§ Mr. Edelman
asked the Secretary of State for Foreign Affairs what has been done to implement the recommendation contained in the 1943 White Paper on the Reform of the Foreign Service, that not more than two persons each year who are above the normal age limits should be accepted for the Foreign Service in consideration of their record since completing their education.96W
§ Mr. Ernest Davies
The first of an annual series of competitions based upon the White Paper's recommendation will be held this year. As an exceptional measure, four vacancies will be offered in Grade 7 of the Senior Branch of the Foreign Service, although in future not more than two vacancies will be filled from this competition each year.
The White Paper recommendation of an upper age limit of 30 years for candidates entering the Foreign Service by this method seems unduly restrictive and it is proposed to abandon this limitation.
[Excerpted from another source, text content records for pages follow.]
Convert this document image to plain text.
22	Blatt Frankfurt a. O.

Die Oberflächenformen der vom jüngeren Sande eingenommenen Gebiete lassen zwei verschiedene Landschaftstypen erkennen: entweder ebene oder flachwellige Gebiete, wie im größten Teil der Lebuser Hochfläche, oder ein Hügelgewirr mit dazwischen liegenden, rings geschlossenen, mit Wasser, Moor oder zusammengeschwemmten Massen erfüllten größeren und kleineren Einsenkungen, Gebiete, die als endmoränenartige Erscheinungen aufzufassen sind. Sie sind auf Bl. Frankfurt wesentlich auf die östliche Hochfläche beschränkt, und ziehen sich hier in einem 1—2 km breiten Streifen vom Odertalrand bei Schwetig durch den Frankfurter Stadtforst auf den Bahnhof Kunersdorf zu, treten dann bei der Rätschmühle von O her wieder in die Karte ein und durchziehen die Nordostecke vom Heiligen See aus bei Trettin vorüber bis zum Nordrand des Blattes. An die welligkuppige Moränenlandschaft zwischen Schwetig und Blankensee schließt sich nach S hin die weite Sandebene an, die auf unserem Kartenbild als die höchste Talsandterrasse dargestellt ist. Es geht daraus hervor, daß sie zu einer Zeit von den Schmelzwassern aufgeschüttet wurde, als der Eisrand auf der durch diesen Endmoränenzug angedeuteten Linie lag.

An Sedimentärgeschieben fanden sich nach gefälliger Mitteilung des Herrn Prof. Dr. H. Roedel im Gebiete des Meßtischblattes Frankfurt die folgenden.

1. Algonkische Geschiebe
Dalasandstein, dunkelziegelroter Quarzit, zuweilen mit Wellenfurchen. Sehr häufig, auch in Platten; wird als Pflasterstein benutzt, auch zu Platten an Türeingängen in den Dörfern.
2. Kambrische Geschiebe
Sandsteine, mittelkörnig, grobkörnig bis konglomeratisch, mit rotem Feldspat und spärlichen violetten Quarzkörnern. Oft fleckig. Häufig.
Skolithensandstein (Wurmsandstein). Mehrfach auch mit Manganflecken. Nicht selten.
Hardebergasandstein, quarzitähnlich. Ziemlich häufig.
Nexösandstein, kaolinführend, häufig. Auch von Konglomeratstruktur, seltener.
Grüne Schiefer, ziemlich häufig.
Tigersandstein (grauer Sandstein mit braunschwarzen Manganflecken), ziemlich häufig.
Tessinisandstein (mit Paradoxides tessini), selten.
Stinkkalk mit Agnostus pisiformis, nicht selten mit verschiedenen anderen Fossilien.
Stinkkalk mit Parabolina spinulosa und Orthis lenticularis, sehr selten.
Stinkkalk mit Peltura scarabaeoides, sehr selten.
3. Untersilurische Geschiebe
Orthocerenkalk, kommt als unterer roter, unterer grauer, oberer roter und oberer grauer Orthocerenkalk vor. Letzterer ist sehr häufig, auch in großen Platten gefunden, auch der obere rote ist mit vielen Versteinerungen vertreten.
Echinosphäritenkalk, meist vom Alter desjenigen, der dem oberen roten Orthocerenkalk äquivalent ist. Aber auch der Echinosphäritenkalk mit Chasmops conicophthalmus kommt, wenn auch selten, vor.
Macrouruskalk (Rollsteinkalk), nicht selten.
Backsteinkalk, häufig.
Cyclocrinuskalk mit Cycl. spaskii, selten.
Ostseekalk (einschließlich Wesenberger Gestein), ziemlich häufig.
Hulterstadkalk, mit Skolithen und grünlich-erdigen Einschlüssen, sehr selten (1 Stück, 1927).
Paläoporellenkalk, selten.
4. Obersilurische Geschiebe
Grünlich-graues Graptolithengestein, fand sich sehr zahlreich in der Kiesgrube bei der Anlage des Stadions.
To qualify for the 1950 competition candidates must be at least 32 years and under 42 years of age on 1st August, 1950. There will be no written examination but candidates will be required to appear before a Selection Board appointed by the Civil Service Commissioners.
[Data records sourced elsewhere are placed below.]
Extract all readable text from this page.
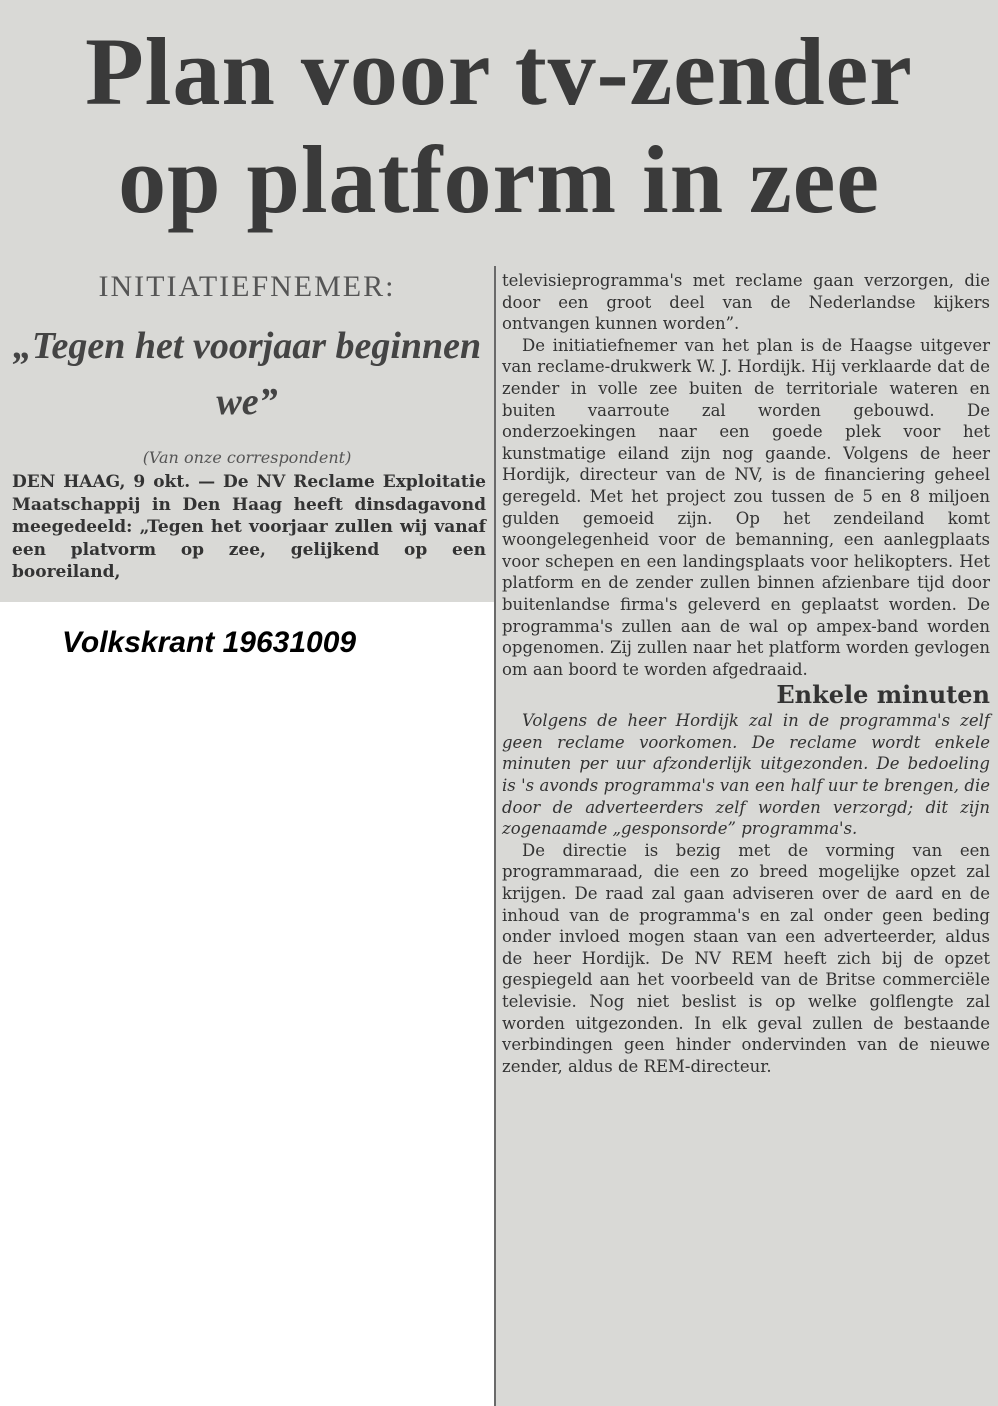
Plan voor tv-zender
op platform in zee
INITIATIEFNEMER:
„Tegen het voorjaar beginnen we”

(Van onze correspondent)

DEN HAAG, 9 okt. — De NV Reclame Exploitatie Maatschappij in Den Haag heeft dinsdagavond meegedeeld: „Tegen het voorjaar zullen wij vanaf een platvorm op zee, gelijkend op een booreiland,

televisieprogramma's met reclame gaan verzorgen, die door een groot deel van de Nederlandse kijkers ontvangen kunnen worden”.

De initiatiefnemer van het plan is de Haagse uitgever van reclame-drukwerk W. J. Hordijk. Hij verklaarde dat de zender in volle zee buiten de territoriale wateren en buiten vaarroute zal worden gebouwd. De onderzoekingen naar een goede plek voor het kunstmatige eiland zijn nog gaande. Volgens de heer Hordijk, directeur van de NV, is de financiering geheel geregeld. Met het project zou tussen de 5 en 8 miljoen gulden gemoeid zijn. Op het zendeiland komt woongelegenheid voor de bemanning, een aanlegplaats voor schepen en een landingsplaats voor helikopters. Het platform en de zender zullen binnen afzienbare tijd door buitenlandse firma's geleverd en geplaatst worden. De programma's zullen aan de wal op ampex-band worden opgenomen. Zij zullen naar het platform worden gevlogen om aan boord te worden afgedraaid.

Enkele minuten

Volgens de heer Hordijk zal in de programma's zelf geen reclame voorkomen. De reclame wordt enkele minuten per uur afzonderlijk uitgezonden. De bedoeling is 's avonds programma's van een half uur te brengen, die door de adverteerders zelf worden verzorgd; dit zijn zogenaamde „gesponsorde” programma's.

De directie is bezig met de vorming van een programmaraad, die een zo breed mogelijke opzet zal krijgen. De raad zal gaan adviseren over de aard en de inhoud van de programma's en zal onder geen beding onder invloed mogen staan van een adverteerder, aldus de heer Hordijk. De NV REM heeft zich bij de opzet gespiegeld aan het voorbeeld van de Britse commerciële televisie. Nog niet beslist is op welke golflengte zal worden uitgezonden. In elk geval zullen de bestaande verbindingen geen hinder ondervinden van de nieuwe zender, aldus de REM-directeur.

Volkskrant 19631009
As regards general qualifications, candidates must have a sound knowledge of international problems and experience of administrative or other work of a responsible nature. In addition, they must be fully conversant with at least one foreign language; candidates with a good knowledge of Chinese, Burmese, Siamese or Arabic are particularly needed.
No precise educational standards will be prescribed for this competition, but candidates must satisfy the Commissioners that they are fully capable of performing the duties normally carried out by Grade 7 officers who are usually recruited from University graduates of at least second class honours degree standard.
Applications to take the 1950 competition must reach the Civil Service Commissioners before 6th June.